Hawkes gushes about his experience at the GRAM, saying he's thankful for an opportunity of such magnitude and grateful that they even noticed him. He has found, as well, a satisfaction in the people seeing his work.

"It's been surreal standing by my work as thousands of people flood past. But truly it isn’t about numbers of people seeing my work. I’ve met so many people who have been through the same inner turmoil as myself and it feels really good to know I’m not alone in this," he says.

It's hard to imagine such a moving work coming from someone who doesn't even know if he can make it as an artist. Hawkes has that unique ability to take simple materials-paper and string- and transform them into something so meditative and other-worldly. There's a stage set, and we can start to piece together the players and the emotions. We know something is wrong here. And at the same time, there's a beauty present: in the rough edges of the handmade paper, the movement in the curve of the string, the silver tabs and silver scissors at either end. There's a struggle, there's a risk, and there's all this black... and we can't quite figure out the whole story we've come upon.

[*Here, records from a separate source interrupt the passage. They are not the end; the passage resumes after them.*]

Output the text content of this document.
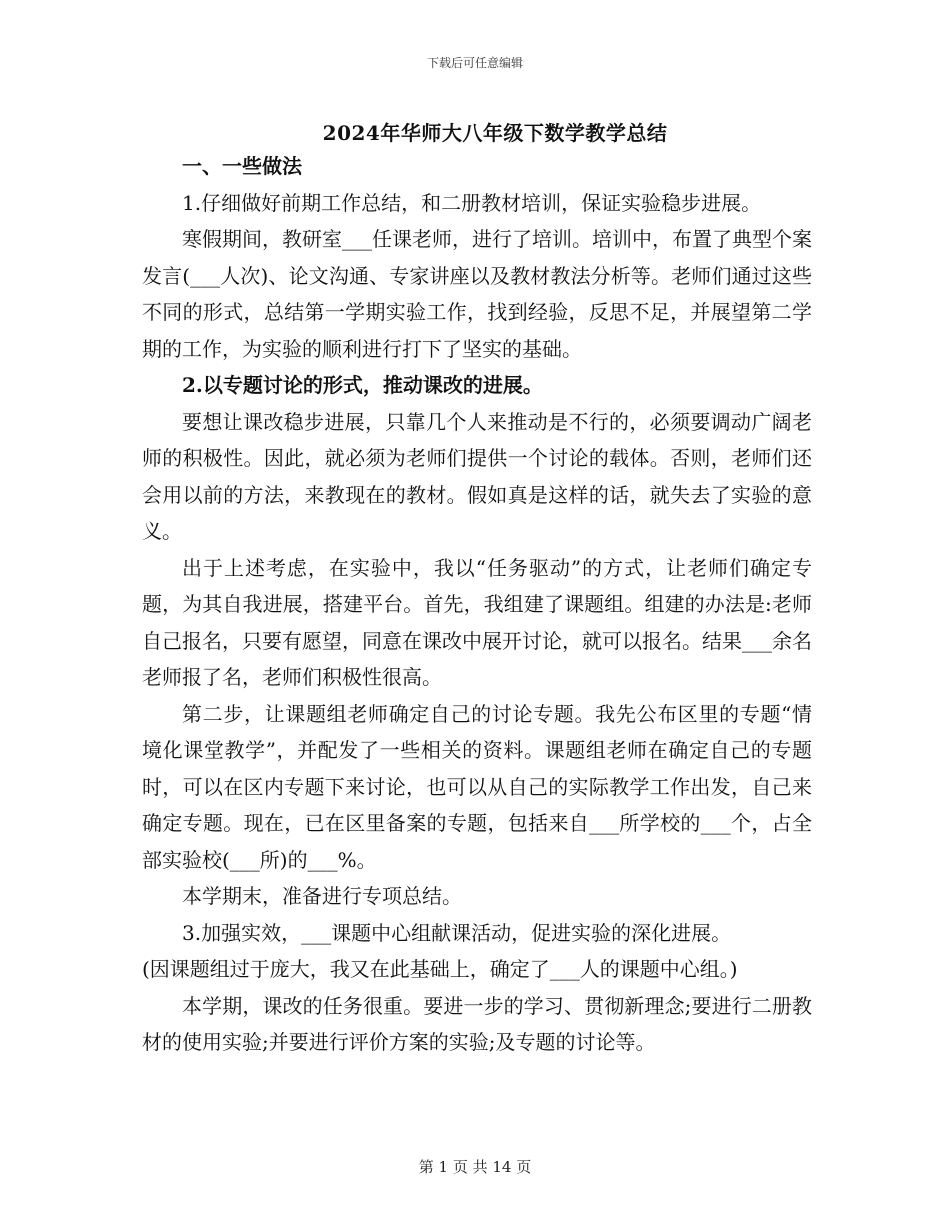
下载后可任意编辑
2024年华师大八年级下数学教学总结

一、一些做法

1.仔细做好前期工作总结，和二册教材培训，保证实验稳步进展。

寒假期间，教研室___任课老师，进行了培训。培训中，布置了典型个案发言(___人次)、论文沟通、专家讲座以及教材教法分析等。老师们通过这些不同的形式，总结第一学期实验工作，找到经验，反思不足，并展望第二学期的工作，为实验的顺利进行打下了坚实的基础。

2.以专题讨论的形式，推动课改的进展。

要想让课改稳步进展，只靠几个人来推动是不行的，必须要调动广阔老师的积极性。因此，就必须为老师们提供一个讨论的载体。否则，老师们还会用以前的方法，来教现在的教材。假如真是这样的话，就失去了实验的意义。

出于上述考虑，在实验中，我以“任务驱动”的方式，让老师们确定专题，为其自我进展，搭建平台。首先，我组建了课题组。组建的办法是:老师自己报名，只要有愿望，同意在课改中展开讨论，就可以报名。结果___余名老师报了名，老师们积极性很高。

第二步，让课题组老师确定自己的讨论专题。我先公布区里的专题“情境化课堂教学”，并配发了一些相关的资料。课题组老师在确定自己的专题时，可以在区内专题下来讨论，也可以从自己的实际教学工作出发，自己来确定专题。现在，已在区里备案的专题，包括来自___所学校的___个，占全部实验校(___所)的___%。

本学期末，准备进行专项总结。

3.加强实效，___课题中心组献课活动，促进实验的深化进展。

(因课题组过于庞大，我又在此基础上，确定了___人的课题中心组。)

本学期，课改的任务很重。要进一步的学习、贯彻新理念;要进行二册教材的使用实验;并要进行评价方案的实验;及专题的讨论等。

第 1 页 共 14 页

"Black represents both something beautiful and mysterious and also horrifying. Its interesting because paper is innately beautiful, yet to me black paper is somehow foreign and disturbing. Rarely do we ever encounter black paper. When we do, it is difficult to write on, difficult to read and somewhat baffling," says Hawkes.

Hawkes is very open about his own struggles with anxiety attacks and obsessive behaviors. Rather than trying to hide it, the artist has chosen to showcase it, to put it on display in front of all of us. Instead of letting it take over, the artist is able to harness what had most controlled him and create a contemplative scene that gives us a window into our own anxieties. 

"The whole piece was a meditation for me," reveals Hawkes. "Through obsessing over seemingly nothing, I was able to find peace."